In the same case (Hatcher v. Buford, supra), after recognizing the above doctrine, we said: “But it must not be forgotten that an absolute gift when inter vivos may be made by one upon his deathbed, and who is aware of the near approach of death from the ailment.”

In Lowe v. Hart, 93 Ark. 548, this court said: “Where a holder of a certificate of deposit intended as he handed it to another to pass title immediately, and the latter accepted it as her own, the gift was inter vivos, though the donor knew he was about to die.”

(3) This disposes of the issue raised by the intervention of Mrs. Martha Harmon, as administratrix of *508the estate of J. T. Harmon, deceased, and also of her individual claim for dower. The gift by1 J. T. Harmon of the property inherited by him from his son, S. W. Harmon, to his other four sons being one inter vivos, his widow has no rights therein either as administratrix or in her own right as widow.

(4) The next question is, did the Harmon brothers, the donees of the interest of S. W. Harmon, in the business of Harmon & Harmon, as an inducement to C. Gr.

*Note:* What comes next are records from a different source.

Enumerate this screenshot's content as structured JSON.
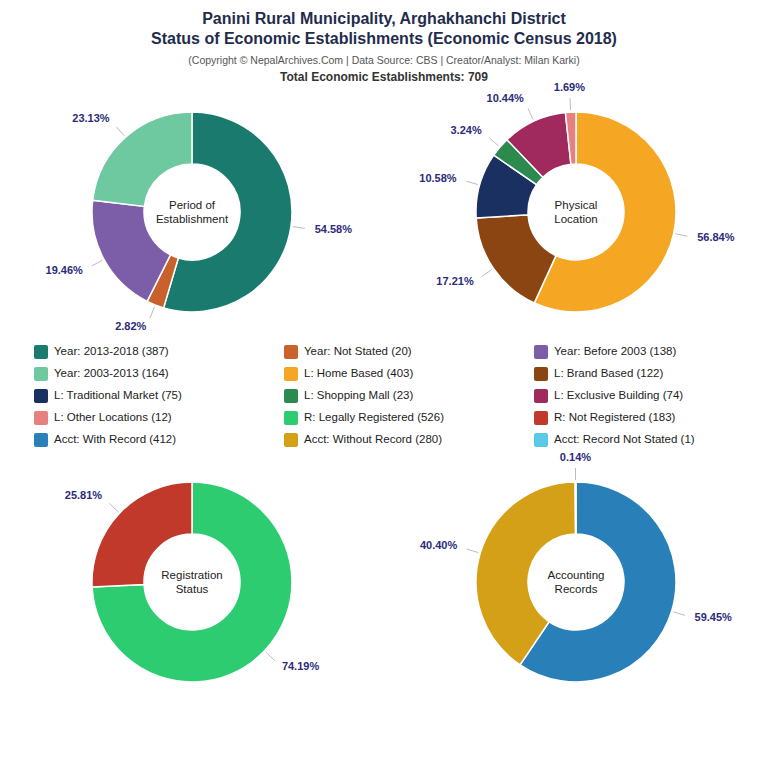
{
  "title": "Panini Rural Municipality, Arghakhanchi District\nStatus of Economic Establishments (Economic Census 2018)",
  "subtitle": "(Copyright © NepalArchives.Com | Data Source: CBS | Creator/Analyst: Milan Karki)",
  "annotations": [
    "Total Economic Establishments: 709"
  ],
  "chart_data": [
    {
      "type": "pie",
      "title": "Period of\nEstablishment",
      "categories": [
        "Year: 2013-2018 (387)",
        "Year: Not Stated (20)",
        "Year: Before 2003 (138)",
        "Year: 2003-2013 (164)"
      ],
      "values": [
        54.58,
        2.82,
        19.46,
        23.13
      ],
      "value_labels": [
        "54.58%",
        "2.82%",
        "19.46%",
        "23.13%"
      ],
      "colors": [
        "#1a7a6e",
        "#c8612b",
        "#7b5ea7",
        "#6ec9a0"
      ],
      "data_labels": true,
      "legend": "center"
    },
    {
      "type": "pie",
      "title": "Physical\nLocation",
      "categories": [
        "L: Home Based (403)",
        "L: Brand Based (122)",
        "L: Traditional Market (75)",
        "L: Shopping Mall (23)",
        "L: Exclusive Building (74)",
        "L: Other Locations (12)"
      ],
      "values": [
        56.84,
        17.21,
        10.58,
        3.24,
        10.44,
        1.69
      ],
      "value_labels": [
        "56.84%",
        "17.21%",
        "10.58%",
        "3.24%",
        "10.44%",
        "1.69%"
      ],
      "colors": [
        "#f5a623",
        "#8B4513",
        "#1a3060",
        "#2d8a4e",
        "#a0295e",
        "#e88080"
      ],
      "data_labels": true,
      "legend": "center"
    },
    {
      "type": "pie",
      "title": "Registration\nStatus",
      "categories": [
        "R: Legally Registered (526)",
        "R: Not Registered (183)"
      ],
      "values": [
        74.19,
        25.81
      ],
      "value_labels": [
        "74.19%",
        "25.81%"
      ],
      "colors": [
        "#2ecc71",
        "#c0392b"
      ],
      "data_labels": true,
      "legend": "center"
    },
    {
      "type": "pie",
      "title": "Accounting\nRecords",
      "categories": [
        "Acct: With Record (412)",
        "Acct: Without Record (280)",
        "Acct: Record Not Stated (1)"
      ],
      "values": [
        59.45,
        40.4,
        0.14
      ],
      "value_labels": [
        "59.45%",
        "40.40%",
        "0.14%"
      ],
      "colors": [
        "#2980b9",
        "#d4a017",
        "#5bc8e8"
      ],
      "data_labels": true,
      "legend": "center"
    }
  ]
}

Harmon to buy their interest in such business, agree that they would trade with him and that their respective accounts should be credited on the notes. This was purely an issue of fact, and it would greatly lengthen this opinion to discuss the testimony in detail bearing upon it. After a careful consideration of the testimony on this issue, we have reached the conclusion that the preponderance of the evidence shows that there was no such agreement. But even if there was such an agreement, the appellant could not enforce it in this suit, for the reason that the Harmon brothers and the appellant reduced their contract concerning this purchase to writing and evidenced the amount that was to be paid in consideration for the purchase by a promissory note. To permit appellant to prove that a plain promissory note, payable under the law in money, was, under the terms of a contemporaneous parol agreement, to be paid partly in merchandise would be to violate the rule which prohibits the production of parol evidence to vary or contradict the terms of a written contract. Such is the effect of the decisions of this court and of the authorities generally. Borden v. Peay, 20 Ark. 293; Bishop v. Dillard, 49 Ark. 285; Tisdale v. Mallett, 73 Ark. 431, and other cases cited in appellees brief.

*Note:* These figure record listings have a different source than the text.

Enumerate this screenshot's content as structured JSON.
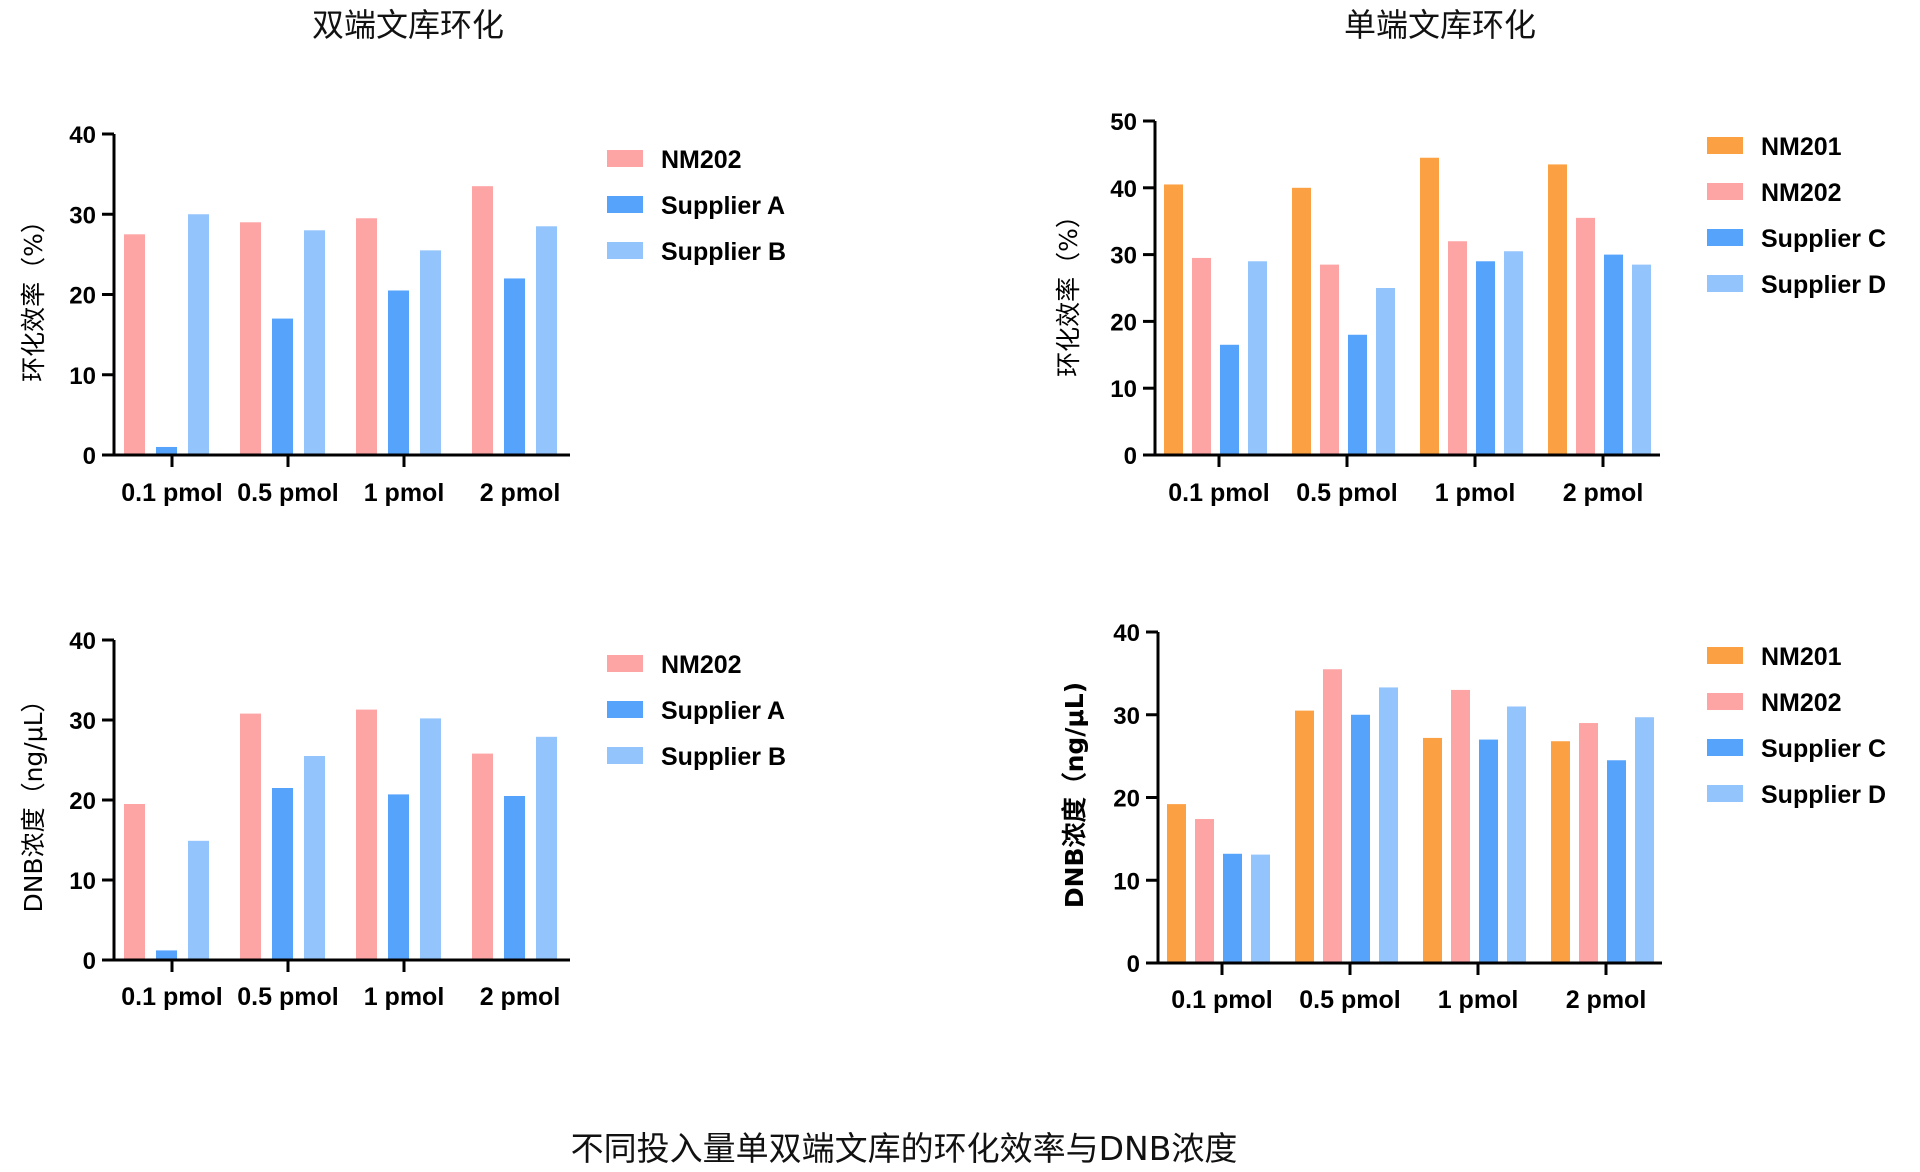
{
  "caption": "不同投入量单双端文库的环化效率与DNB浓度",
  "colors": {
    "NM201": "#fca044",
    "NM202": "#fda5a5",
    "Supplier A": "#56a3fb",
    "Supplier B": "#93c4fb",
    "Supplier C": "#56a3fb",
    "Supplier D": "#93c4fb"
  },
  "chart_data": [
    {
      "type": "bar",
      "title": "双端文库环化",
      "ylabel": "环化效率（%）",
      "xlabel": "",
      "ylim": [
        0,
        40
      ],
      "yticks": [
        0,
        10,
        20,
        30,
        40
      ],
      "categories": [
        "0.1 pmol",
        "0.5 pmol",
        "1 pmol",
        "2 pmol"
      ],
      "legend_position": "right",
      "series": [
        {
          "name": "NM202",
          "values": [
            27.5,
            29,
            29.5,
            33.5
          ]
        },
        {
          "name": "Supplier A",
          "values": [
            1,
            17,
            20.5,
            22
          ]
        },
        {
          "name": "Supplier B",
          "values": [
            30,
            28,
            25.5,
            28.5
          ]
        }
      ]
    },
    {
      "type": "bar",
      "title": "单端文库环化",
      "ylabel": "环化效率（%）",
      "xlabel": "",
      "ylim": [
        0,
        50
      ],
      "yticks": [
        0,
        10,
        20,
        30,
        40,
        50
      ],
      "categories": [
        "0.1 pmol",
        "0.5 pmol",
        "1 pmol",
        "2 pmol"
      ],
      "legend_position": "right",
      "series": [
        {
          "name": "NM201",
          "values": [
            40.5,
            40,
            44.5,
            43.5
          ]
        },
        {
          "name": "NM202",
          "values": [
            29.5,
            28.5,
            32,
            35.5
          ]
        },
        {
          "name": "Supplier C",
          "values": [
            16.5,
            18,
            29,
            30
          ]
        },
        {
          "name": "Supplier D",
          "values": [
            29,
            25,
            30.5,
            28.5
          ]
        }
      ]
    },
    {
      "type": "bar",
      "title": "",
      "ylabel": "DNB浓度（ng/μL）",
      "xlabel": "",
      "ylim": [
        0,
        40
      ],
      "yticks": [
        0,
        10,
        20,
        30,
        40
      ],
      "categories": [
        "0.1 pmol",
        "0.5 pmol",
        "1 pmol",
        "2 pmol"
      ],
      "legend_position": "right",
      "series": [
        {
          "name": "NM202",
          "values": [
            19.5,
            30.8,
            31.3,
            25.8
          ]
        },
        {
          "name": "Supplier A",
          "values": [
            1.2,
            21.5,
            20.7,
            20.5
          ]
        },
        {
          "name": "Supplier B",
          "values": [
            14.9,
            25.5,
            30.2,
            27.9
          ]
        }
      ]
    },
    {
      "type": "bar",
      "title": "",
      "ylabel": "DNB浓度（ng/μL)",
      "xlabel": "",
      "ylim": [
        0,
        40
      ],
      "yticks": [
        0,
        10,
        20,
        30,
        40
      ],
      "categories": [
        "0.1 pmol",
        "0.5 pmol",
        "1 pmol",
        "2 pmol"
      ],
      "legend_position": "right",
      "series": [
        {
          "name": "NM201",
          "values": [
            19.2,
            30.5,
            27.2,
            26.8
          ]
        },
        {
          "name": "NM202",
          "values": [
            17.4,
            35.5,
            33,
            29
          ]
        },
        {
          "name": "Supplier C",
          "values": [
            13.2,
            30,
            27,
            24.5
          ]
        },
        {
          "name": "Supplier D",
          "values": [
            13.1,
            33.3,
            31,
            29.7
          ]
        }
      ]
    }
  ]
}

The preponderance of the evidence shows that the appellees John and Frank Harmon were innocent holders for value of the notes in suit. The testimony showed that the other brothers had transferred before maturity for value, their interest to the appellees. The court heard *509oral testimony on this issue and the testimony shows that the appellees held receipts from the other brothers showing that Silas and Henry Harmon had assigned their interest to the appellees.

There is no error in the decree of the court and the same is therefor affirmed.